L1 – Bounce off Confirmed Lower Trendline in Rising Channel

When price bounces off a confirmed lower trendline, it shows that the trendline is still viable. It also indicates that there is a good chance that price will advance far enough to provide a profitable trade. Here is an L1 signal on GE on 24-April-2013:

GE_L1_signal_20130424.png

The small black box on the trendline marks the bounce. The green diamond marks the signal date. The signal date may come several days after the bounce because the green diamond doesn't come on until one of the supporting indicators confirms the turn. By checking the accompanying channel chart we see that the channel has 3 touch points in the lower trendline and in the upper trendline, which means it is quite strong.

GE_channel_20130424.png

A conservative approach in this kind of situation is to wait for confirmation from the MACD (Moving Average Convergence/Divergence indicator – discussed more a bit later). However, if price declines rapidly it often turns up while the MACD is still headed downward. In this case, the MACD did not provide confirmation until April 29th. Entering on the 29th still would have provided a profitable trade, but even without MACD confirmation, the strength of the channel (both trendlines have 3 touch points) supports the credibility of the entry signal on the 24th.

Price bouncing off a confirmed lower trendline in a rising channel is the highest probability long signal, but it is always a good idea to check the other charts for confirmation.

L2 – Bounce off New Lower Trendline

While an L1 signal is generated by the third (or greater) touch point on the lower trendline, the L2 signal is triggered by the second touch point. In other words, the L1 signal comes from a bounce off an established trendline and the L2 signal comes from a bounce off a trendline that has just been identified.

MMM.20121119.EV_G0002.png

This signal is an L2 because the only two touch points for the lower trendline are 12-Jul-2012 and 15-Nov-2012. Both the high and low trendline are rising. Additionally, the other channels for MMM are also rising. Further support for this signal is that the Smooth RSI was recently under 20, and both the Smooth RSI and the MACD have confirmed the entry. Good collimation also added to the credibility of this signal.

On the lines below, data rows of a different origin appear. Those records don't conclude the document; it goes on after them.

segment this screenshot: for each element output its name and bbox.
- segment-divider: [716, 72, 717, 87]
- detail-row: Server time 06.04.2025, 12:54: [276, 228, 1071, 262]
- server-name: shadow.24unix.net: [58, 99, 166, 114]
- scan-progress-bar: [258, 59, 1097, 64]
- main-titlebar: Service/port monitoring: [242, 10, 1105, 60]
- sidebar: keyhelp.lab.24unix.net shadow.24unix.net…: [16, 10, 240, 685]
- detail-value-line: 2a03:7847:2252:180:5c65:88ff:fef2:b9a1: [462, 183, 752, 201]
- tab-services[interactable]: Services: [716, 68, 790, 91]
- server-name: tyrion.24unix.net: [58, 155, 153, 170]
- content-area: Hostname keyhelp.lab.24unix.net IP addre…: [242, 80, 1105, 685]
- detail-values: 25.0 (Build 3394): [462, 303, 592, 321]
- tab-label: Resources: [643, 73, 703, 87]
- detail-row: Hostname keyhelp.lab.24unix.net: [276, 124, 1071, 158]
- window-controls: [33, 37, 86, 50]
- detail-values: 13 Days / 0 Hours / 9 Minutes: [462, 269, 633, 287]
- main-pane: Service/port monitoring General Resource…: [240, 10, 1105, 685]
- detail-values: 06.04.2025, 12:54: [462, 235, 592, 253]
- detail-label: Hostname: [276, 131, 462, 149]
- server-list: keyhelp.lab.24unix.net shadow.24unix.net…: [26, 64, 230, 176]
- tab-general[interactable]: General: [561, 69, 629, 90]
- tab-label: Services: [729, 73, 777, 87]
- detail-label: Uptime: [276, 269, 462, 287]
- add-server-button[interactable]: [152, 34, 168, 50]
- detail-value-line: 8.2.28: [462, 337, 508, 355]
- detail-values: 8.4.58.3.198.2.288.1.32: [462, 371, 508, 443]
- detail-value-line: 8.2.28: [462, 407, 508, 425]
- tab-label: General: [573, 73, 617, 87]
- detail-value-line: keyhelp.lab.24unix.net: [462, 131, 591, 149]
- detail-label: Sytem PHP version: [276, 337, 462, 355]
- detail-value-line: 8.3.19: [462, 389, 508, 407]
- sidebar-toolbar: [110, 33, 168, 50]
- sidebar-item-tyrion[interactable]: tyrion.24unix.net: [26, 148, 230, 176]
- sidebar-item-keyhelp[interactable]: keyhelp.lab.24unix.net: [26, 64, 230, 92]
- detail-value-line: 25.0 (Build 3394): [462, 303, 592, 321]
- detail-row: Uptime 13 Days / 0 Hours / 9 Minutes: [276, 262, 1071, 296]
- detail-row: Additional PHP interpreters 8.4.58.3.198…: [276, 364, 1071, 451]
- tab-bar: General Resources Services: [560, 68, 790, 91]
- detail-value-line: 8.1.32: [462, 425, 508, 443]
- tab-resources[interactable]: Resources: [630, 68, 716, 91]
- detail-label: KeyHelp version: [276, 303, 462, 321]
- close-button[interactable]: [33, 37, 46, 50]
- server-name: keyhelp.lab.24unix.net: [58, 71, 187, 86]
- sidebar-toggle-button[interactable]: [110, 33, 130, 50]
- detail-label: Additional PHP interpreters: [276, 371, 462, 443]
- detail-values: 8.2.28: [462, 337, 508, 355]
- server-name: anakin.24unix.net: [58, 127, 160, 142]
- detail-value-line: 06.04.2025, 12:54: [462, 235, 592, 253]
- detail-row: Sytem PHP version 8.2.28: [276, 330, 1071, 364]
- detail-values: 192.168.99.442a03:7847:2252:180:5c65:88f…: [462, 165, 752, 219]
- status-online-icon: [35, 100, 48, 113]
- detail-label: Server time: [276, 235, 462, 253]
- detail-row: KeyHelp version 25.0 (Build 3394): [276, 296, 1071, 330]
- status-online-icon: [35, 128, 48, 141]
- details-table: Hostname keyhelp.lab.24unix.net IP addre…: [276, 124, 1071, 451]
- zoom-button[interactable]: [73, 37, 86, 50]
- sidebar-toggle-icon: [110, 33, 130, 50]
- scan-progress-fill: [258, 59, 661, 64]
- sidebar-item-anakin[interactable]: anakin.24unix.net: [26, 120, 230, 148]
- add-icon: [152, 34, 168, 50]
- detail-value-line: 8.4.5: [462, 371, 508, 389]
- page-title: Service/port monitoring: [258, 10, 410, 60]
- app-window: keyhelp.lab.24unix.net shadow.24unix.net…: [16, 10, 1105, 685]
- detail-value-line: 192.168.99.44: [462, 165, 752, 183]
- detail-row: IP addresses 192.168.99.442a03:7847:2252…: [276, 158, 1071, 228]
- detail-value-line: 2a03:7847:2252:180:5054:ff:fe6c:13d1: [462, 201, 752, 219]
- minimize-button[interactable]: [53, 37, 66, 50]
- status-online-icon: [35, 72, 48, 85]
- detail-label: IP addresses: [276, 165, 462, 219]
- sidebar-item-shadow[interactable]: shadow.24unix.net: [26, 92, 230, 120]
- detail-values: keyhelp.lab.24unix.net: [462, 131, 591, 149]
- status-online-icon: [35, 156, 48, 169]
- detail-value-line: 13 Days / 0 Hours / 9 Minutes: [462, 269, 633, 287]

L3 – Price Rising from Oversold Within Rising Channel

When price moves down rapidly enough to become oversold and then reverses within a rising channel, there is a good chance that it will then will advance far enough to provide a profitable trade. This is true even if it has not reached the lower trendline of the channel.

NEE.20130613.EV_G0003.png

L4 – Price Making New High

When price advances to a higher level than it has reached during the previous 52-weeks, there is a good chance that it will continue to advance. Here is an example of GS making a new high:

GS_20130110_L4.png

This is an example of a very good new high situation because the new high is occurring at the same time as other favorable conditions. Looking at the adjoining channel chart we see two things:

GS_20130110_CH.png

First, the new high is supported by a rising channel. (A new high without an accompanying rising channel is rare but it does happen.)

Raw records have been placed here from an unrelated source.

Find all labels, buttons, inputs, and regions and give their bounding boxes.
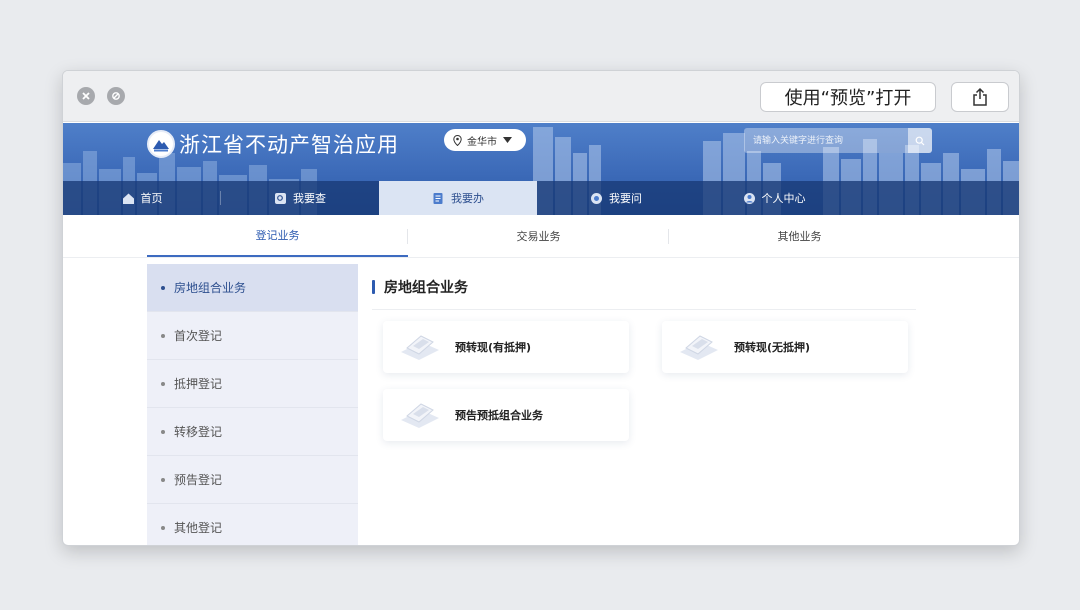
sidebar-item-label: 房地组合业务 [174,281,247,295]
main-navbar: 首页 我要查 我要办 我要问 个人中心 [63,181,1019,215]
nav-item-query[interactable]: 我要查 [221,181,379,215]
site-search [744,128,932,153]
nav-item-label: 我要办 [451,192,484,205]
tab-label: 交易业务 [516,230,561,243]
sidebar-item-label: 首次登记 [174,329,223,343]
service-card-advance-mortgage-combined[interactable]: 预告预抵组合业务 [383,389,629,441]
city-selector[interactable]: 金华市 [444,129,526,151]
site-logo [147,130,175,158]
close-window-button[interactable] [77,87,95,105]
search-doc-icon [274,192,287,205]
section-divider [372,309,916,310]
site-logo-group[interactable]: 浙江省不动产智治应用 [147,129,399,159]
tab-label: 登记业务 [255,229,300,242]
question-icon [590,192,603,205]
nav-item-personal-center[interactable]: 个人中心 [695,181,853,215]
sidebar-item-mortgage-registration[interactable]: 抵押登记 [147,360,358,408]
city-selector-label: 金华市 [467,136,497,148]
nav-item-handle[interactable]: 我要办 [379,181,537,215]
mountain-logo-icon [153,140,169,152]
search-input[interactable] [744,128,908,153]
bullet-icon [161,429,165,434]
minimize-window-button[interactable] [107,87,125,105]
tab-registration[interactable]: 登记业务 [147,215,408,257]
service-card-presale-to-current-with-mortgage[interactable]: 预转现(有抵押) [383,321,629,373]
share-button[interactable] [951,82,1009,112]
document-stack-icon [678,332,720,362]
location-pin-icon [453,134,462,146]
nav-item-label: 个人中心 [761,192,806,205]
document-stack-icon [399,400,441,430]
nav-item-label: 我要问 [609,192,642,205]
bullet-icon [161,333,165,338]
title-accent-bar [372,280,375,294]
nav-item-ask[interactable]: 我要问 [537,181,695,215]
forbidden-icon [112,92,120,100]
close-icon [82,92,90,100]
tab-other[interactable]: 其他业务 [669,215,930,257]
business-tabs: 登记业务 交易业务 其他业务 [147,215,932,257]
site-banner: 浙江省不动产智治应用 金华市 首页 [63,123,1019,215]
nav-item-label: 首页 [140,192,163,205]
tab-transaction[interactable]: 交易业务 [408,215,669,257]
bullet-icon [161,477,165,482]
search-button[interactable] [908,128,932,153]
nav-item-home[interactable]: 首页 [63,181,221,215]
sidebar-item-other-registration[interactable]: 其他登记 [147,504,358,545]
section-title: 房地组合业务 [372,277,468,297]
section-title-text: 房地组合业务 [384,280,468,296]
sidebar-item-first-registration[interactable]: 首次登记 [147,312,358,360]
home-icon [122,192,135,205]
sidebar-item-combined-business[interactable]: 房地组合业务 [147,264,358,312]
sidebar-item-label: 预告登记 [174,473,223,487]
handle-icon [432,192,445,205]
sidebar-item-advance-registration[interactable]: 预告登记 [147,456,358,504]
nav-item-label: 我要查 [293,192,326,205]
service-card-label: 预转现(有抵押) [455,341,532,354]
open-in-preview-button[interactable]: 使用“预览”打开 [760,82,936,112]
browser-window: 使用“预览”打开 浙江省不动产智治应用 金华市 请输入关键字进行查询 首页 我要… [62,70,1020,546]
sidebar-item-transfer-registration[interactable]: 转移登记 [147,408,358,456]
service-card-label: 预告预抵组合业务 [455,409,543,422]
sidebar-item-label: 抵押登记 [174,377,223,391]
sidebar-item-label: 其他登记 [174,521,223,535]
user-icon [743,192,756,205]
service-card-presale-to-current-without-mortgage[interactable]: 预转现(无抵押) [662,321,908,373]
site-title: 浙江省不动产智治应用 [179,133,399,157]
service-card-label: 预转现(无抵押) [734,341,811,354]
bullet-icon [161,285,165,290]
document-stack-icon [399,332,441,362]
share-icon [973,87,987,106]
tabs-divider [63,257,1019,258]
sidebar-item-label: 转移登记 [174,425,223,439]
category-sidebar: 房地组合业务 首次登记 抵押登记 转移登记 预告登记 其他登记 [147,264,358,545]
tab-label: 其他业务 [777,230,822,243]
caret-down-icon [503,137,512,143]
bullet-icon [161,525,165,530]
search-icon [915,136,925,145]
bullet-icon [161,381,165,386]
window-titlebar: 使用“预览”打开 [63,71,1019,122]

The second favorable condition is that price has just broken through the upper trendline of the channel. The high trendline in a channel can represent resistance to the continued advance of price; however, since price has broken through the upper trendline, we know that this will not be a problem in this case. (Four days earlier price made a new high, but that high was also a touch point for the upper trendline. Notice that price pulled back a little before proceeding upward. That pullback might have presaged a downturn, just like the touch point in October did.)

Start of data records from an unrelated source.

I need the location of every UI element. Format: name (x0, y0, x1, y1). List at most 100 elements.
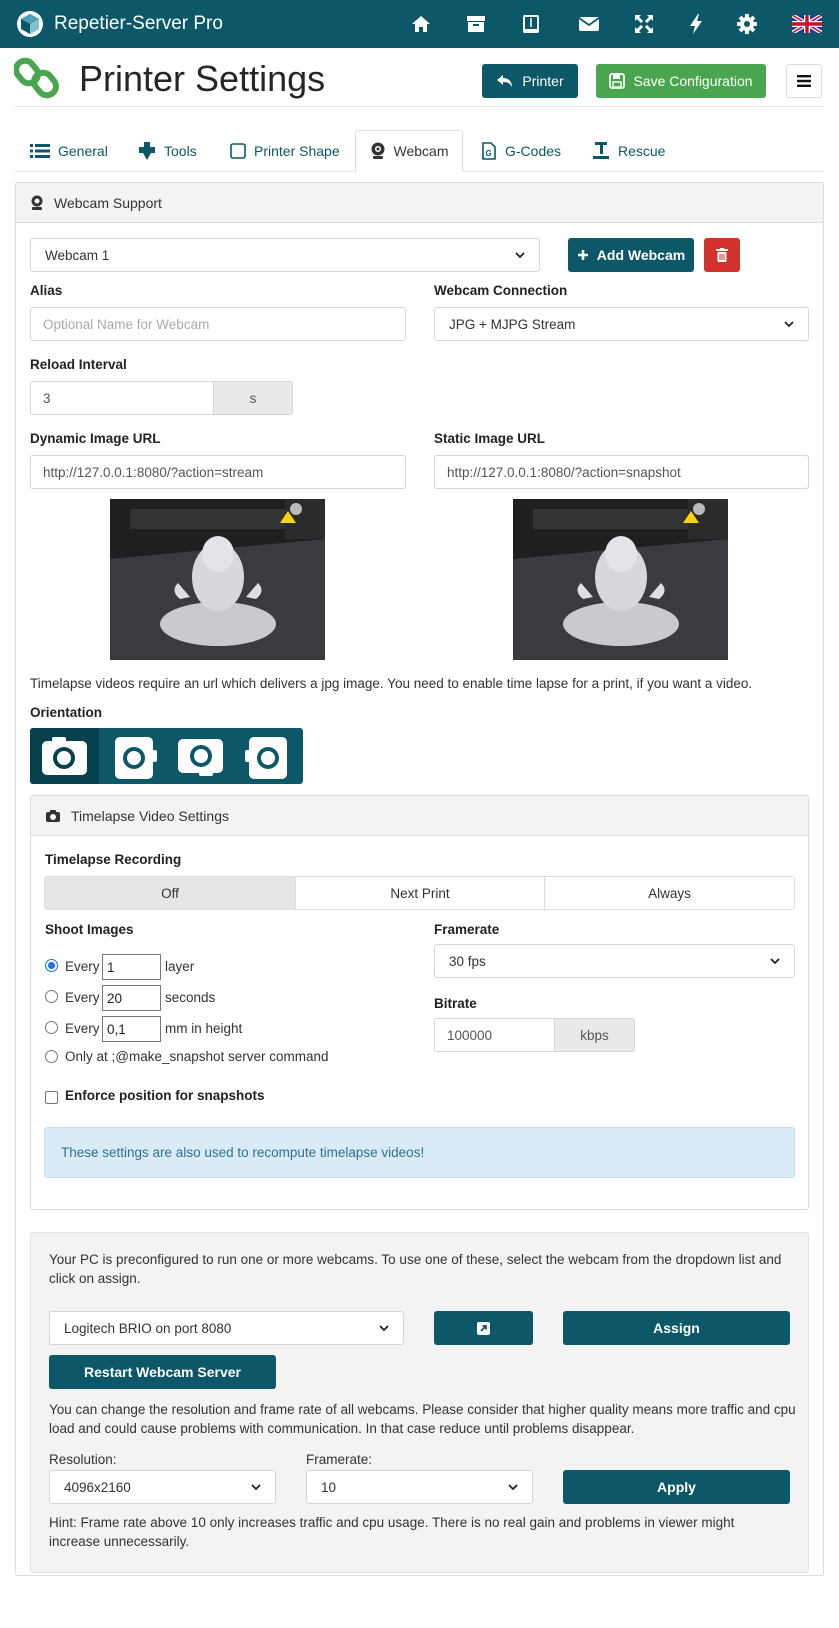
recording-next-print-option[interactable]: Next Print (295, 876, 545, 910)
mail-icon[interactable] (577, 12, 601, 36)
fullscreen-icon[interactable] (632, 12, 656, 36)
recording-always-option[interactable]: Always (544, 876, 795, 910)
shoot-only-at-command-radio[interactable] (45, 1050, 58, 1063)
webcam-connection-select[interactable]: JPG + MJPG Stream (434, 307, 809, 341)
webcam-icon (371, 142, 384, 159)
recording-off-option[interactable]: Off (44, 876, 296, 910)
repetier-logo-icon[interactable] (16, 10, 44, 38)
camera-rotated-icon (115, 737, 157, 779)
add-webcam-button[interactable]: Add Webcam (568, 238, 694, 272)
camera-flipped-icon (178, 739, 223, 776)
every-label: Every (65, 1021, 100, 1036)
reload-interval-input[interactable]: 3 (30, 381, 214, 415)
orientation-rotate-180-button[interactable] (167, 728, 235, 784)
save-configuration-button[interactable]: Save Configuration (596, 64, 766, 98)
delete-webcam-button[interactable] (704, 238, 740, 272)
list-icon (30, 144, 50, 158)
shoot-every-layer-radio[interactable] (45, 959, 58, 972)
chevron-down-icon (379, 1325, 389, 1332)
enforce-position-checkbox[interactable] (45, 1091, 58, 1104)
reload-interval-unit: s (214, 381, 293, 415)
enforce-position-label: Enforce position for snapshots (65, 1088, 265, 1103)
orientation-rotate-270-button[interactable] (235, 728, 303, 784)
framerate-label: Framerate (434, 922, 500, 937)
seconds-unit: seconds (165, 990, 216, 1005)
back-arrow-icon (497, 75, 513, 87)
only-at-command-label: Only at ;@make_snapshot server command (65, 1049, 329, 1064)
local-webcam-select[interactable]: Logitech BRIO on port 8080 (49, 1311, 404, 1345)
bolt-icon[interactable] (684, 12, 708, 36)
local-webcam-value: Logitech BRIO on port 8080 (64, 1320, 232, 1336)
camera-icon (46, 809, 60, 822)
tab-printer-shape-label: Printer Shape (254, 143, 340, 159)
orientation-normal-button[interactable] (30, 728, 99, 784)
tab-general[interactable]: General (30, 130, 108, 172)
orientation-label: Orientation (30, 705, 103, 720)
webcam-connection-label: Webcam Connection (434, 283, 568, 298)
tab-tools[interactable]: Tools (138, 130, 197, 172)
static-webcam-preview (513, 499, 728, 660)
printer-button[interactable]: Printer (482, 64, 578, 98)
layer-unit: layer (165, 959, 195, 974)
resolution-select[interactable]: 4096x2160 (49, 1470, 276, 1504)
layer-interval-input[interactable]: 1 (102, 954, 161, 980)
tab-gcodes[interactable]: G G-Codes (481, 130, 561, 172)
camera-rotated-left-icon (245, 737, 287, 779)
add-webcam-label: Add Webcam (596, 247, 686, 263)
app-name[interactable]: Repetier-Server Pro (54, 13, 223, 35)
gear-icon[interactable] (735, 12, 759, 36)
tab-webcam-label: Webcam (393, 143, 449, 159)
menu-button[interactable] (786, 64, 822, 98)
save-configuration-label: Save Configuration (633, 73, 753, 89)
framerate-value: 30 fps (449, 953, 486, 969)
external-link-icon (477, 1321, 490, 1335)
framerate-select[interactable]: 30 fps (434, 944, 795, 978)
tab-printer-shape[interactable]: Printer Shape (230, 130, 340, 172)
open-webcam-external-button[interactable] (434, 1311, 533, 1345)
tab-webcam[interactable]: Webcam (355, 130, 463, 172)
square-icon (230, 143, 246, 159)
shoot-every-seconds-radio[interactable] (45, 990, 58, 1003)
alias-input[interactable]: Optional Name for Webcam (30, 307, 406, 341)
extruder-icon (139, 142, 155, 160)
archive-icon[interactable] (464, 12, 488, 36)
alias-label: Alias (30, 283, 63, 298)
webcam-select[interactable]: Webcam 1 (30, 238, 540, 272)
chevron-down-icon (770, 958, 780, 965)
top-navbar: Repetier-Server Pro (0, 0, 839, 48)
dynamic-image-url-label: Dynamic Image URL (30, 431, 161, 446)
printer-button-label: Printer (522, 73, 564, 89)
floppy-icon (609, 73, 626, 89)
static-image-url-input[interactable]: http://127.0.0.1:8080/?action=snapshot (434, 455, 809, 489)
tab-gcodes-label: G-Codes (505, 143, 562, 159)
trash-icon (716, 248, 728, 262)
home-icon[interactable] (409, 12, 433, 36)
webcam-icon (31, 195, 43, 210)
link-icon (14, 57, 59, 99)
restart-webcam-server-button[interactable]: Restart Webcam Server (49, 1355, 276, 1389)
uk-flag-icon[interactable] (790, 13, 824, 35)
chevron-down-icon (784, 321, 794, 328)
chevron-down-icon (508, 1484, 518, 1491)
shoot-every-height-radio[interactable] (45, 1021, 58, 1034)
bitrate-label: Bitrate (434, 996, 477, 1011)
assign-button[interactable]: Assign (563, 1311, 790, 1345)
height-interval-input[interactable]: 0,1 (102, 1016, 161, 1042)
seconds-interval-input[interactable]: 20 (102, 985, 161, 1011)
orientation-rotate-90-button[interactable] (99, 728, 167, 784)
height-unit: mm in height (165, 1021, 243, 1036)
dynamic-image-url-input[interactable]: http://127.0.0.1:8080/?action=stream (30, 455, 406, 489)
every-label: Every (65, 990, 100, 1005)
server-framerate-select[interactable]: 10 (306, 1470, 533, 1504)
gcode-file-icon: G (482, 142, 496, 160)
preconfigured-note: Your PC is preconfigured to run one or m… (49, 1252, 782, 1286)
webcam-select-value: Webcam 1 (45, 247, 110, 263)
apply-button[interactable]: Apply (563, 1470, 790, 1504)
timelapse-title: Timelapse Video Settings (71, 807, 229, 824)
hamburger-icon (797, 75, 811, 87)
tab-rescue[interactable]: Rescue (592, 130, 665, 172)
timelapse-url-note: Timelapse videos require an url which de… (30, 676, 753, 691)
bitrate-input[interactable]: 100000 (434, 1018, 555, 1052)
tablet-icon[interactable] (519, 12, 543, 36)
page-title: Printer Settings (79, 58, 326, 99)
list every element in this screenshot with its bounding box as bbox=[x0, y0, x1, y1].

Overall, the L4 signal is the fourth highest probability long signal. There should always be a rising channel or at least a rising low trendline underneath price to support this signal. Be cautious of an L4 signal if:

  1. it is triggered by a price jump;
  2. the hew high is just below a high trendline; or
  3. the market as a whole is forming a top.

These conditions are discussed in the next section: "Evaluating Opportunities".